News item

Vessels remain operational with the help of remote assistance

RH Marine performs more and more service remotely, using their Remote Assistance solution. As a result, vessels remain operational and it results in cost savings compared to the usual service provision. In addition, Remote Assistance also offers a solution if vessels are not allowed to receive external parties on board or if service engineers of RH Marine are unable to travel due to the corona measures.

Inventive service solution in Corona time

Normally, engineers or people from RH Marine come on board vessels to solve malfunctions, update software or for sea trials and other testing. Due to the corona measures, this is not always possible. Vessel owners prefer to have as few external people on board as possible, countries have closed their borders or airlines do not fly. To still help customers quickly and at all times and to keep vessels operational, RH Marine now uses Remote Assistance more often. Especially when software settings updates are required due to changes in surrounding hardware or added sensors. “That has to be solved quickly and there is not always time to fly in an engineer,” says consultant Ehab El Amam of RH Marine.

RH Marine has built in a router with a hardware key in its on board system, that keeps the master in control of starting the connection. When the hardware key is turned on, the router is powered and connects via a secured connection over the internet eventually to the support engineer’s computer. In this way, RH Marine can remotely connect to all software systems and analyse problems quickly and safely, by either advising the crew what to do or changing software-settings if required.

Significant cost savings

In addition to time savings, the total service costs can also be reduced by using this new technology. Normally, service engineers have an average of two to three days of travel time to and from a vessel. With Remote Assistance, these costs can be canceled. El Amam: “These are the direct costs you save, but the real savings are in the time that the vessel is inoperative. For example, DP vessels are not allowed to sail if there is a problem with the DP system. Mostly large offshore vessels are rented for 10-thousands of dollars per day. If you can prevent such a vessel from being inoperative for single days via Remote Assistance, then it could save tons.”
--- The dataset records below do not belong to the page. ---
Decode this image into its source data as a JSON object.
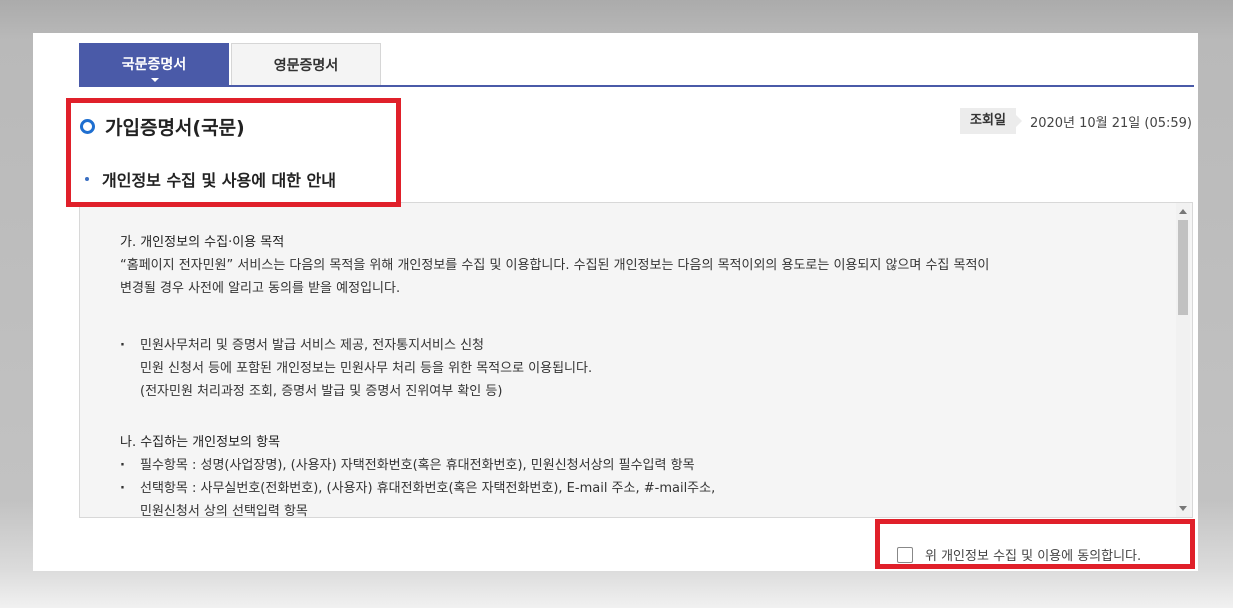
{
  "tabs": [
    {
      "label": "국문증명서",
      "active": true
    },
    {
      "label": "영문증명서",
      "active": false
    }
  ],
  "title": "가입증명서(국문)",
  "subtitle": "개인정보 수집 및 사용에 대한 안내",
  "date": {
    "label": "조회일",
    "value": "2020년 10월 21일 (05:59)"
  },
  "terms": {
    "section1_title": "가. 개인정보의 수집·이용 목적",
    "section1_lines": [
      "“홈페이지 전자민원” 서비스는 다음의 목적을 위해 개인정보를 수집 및 이용합니다. 수집된 개인정보는 다음의 목적이외의 용도로는 이용되지 않으며 수집 목적이",
      "변경될 경우 사전에 알리고 동의를 받을 예정입니다."
    ],
    "purpose_lines": [
      "민원사무처리 및 증명서 발급 서비스 제공, 전자통지서비스 신청",
      "민원 신청서 등에 포함된 개인정보는 민원사무 처리 등을 위한 목적으로 이용됩니다.",
      "(전자민원 처리과정 조회, 증명서 발급 및 증명서 진위여부 확인 등)"
    ],
    "section2_title": "나. 수집하는 개인정보의 항목",
    "required": "필수항목 : 성명(사업장명), (사용자) 자택전화번호(혹은 휴대전화번호), 민원신청서상의 필수입력 항목",
    "optional_lines": [
      "선택항목 : 사무실번호(전화번호), (사용자) 휴대전화번호(혹은 자택전화번호), E-mail 주소, #-mail주소,",
      "민원신청서 상의 선택입력 항목"
    ]
  },
  "agree_label": "위 개인정보 수집 및 이용에 동의합니다.",
  "colors": {
    "accent": "#4a5aa8",
    "highlight": "#e0202a",
    "icon_blue": "#1f6fd0"
  }
}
Remote Assistance from the plane

Recently, an offshore vessel received a software update via Remote Assistance. In addition to the software update, we were also able to analyse stored data on board in relation to certain operations and/or user actions. We were able to see this remotely. Normally this is done on board with a laptop, but now we were able to retrieve the data remotely”, says El Amam.

Even the Dynamic Positioning system of a superyacht in Seattle in the United States has already been set-up via Remote Assistance. Normally a DP engineer comes on board, who does the necessary tests and adjusts the software parameters. Now there was another engineer on board who was in contact with the DP engineer in the Netherlands via Remote Assistance. He remotely adjusted the vessel.

The most special use of Remote Assistance so far is a survey vessel that needed a new interface system, which prevented it from sailing for a test voyage at sea. El Amam happened to have just checked in to fly from Florida to Boston and logged on board via the encrypted connection to the vessel’s PC. High up in the air he could remotely analyze and fix the problem.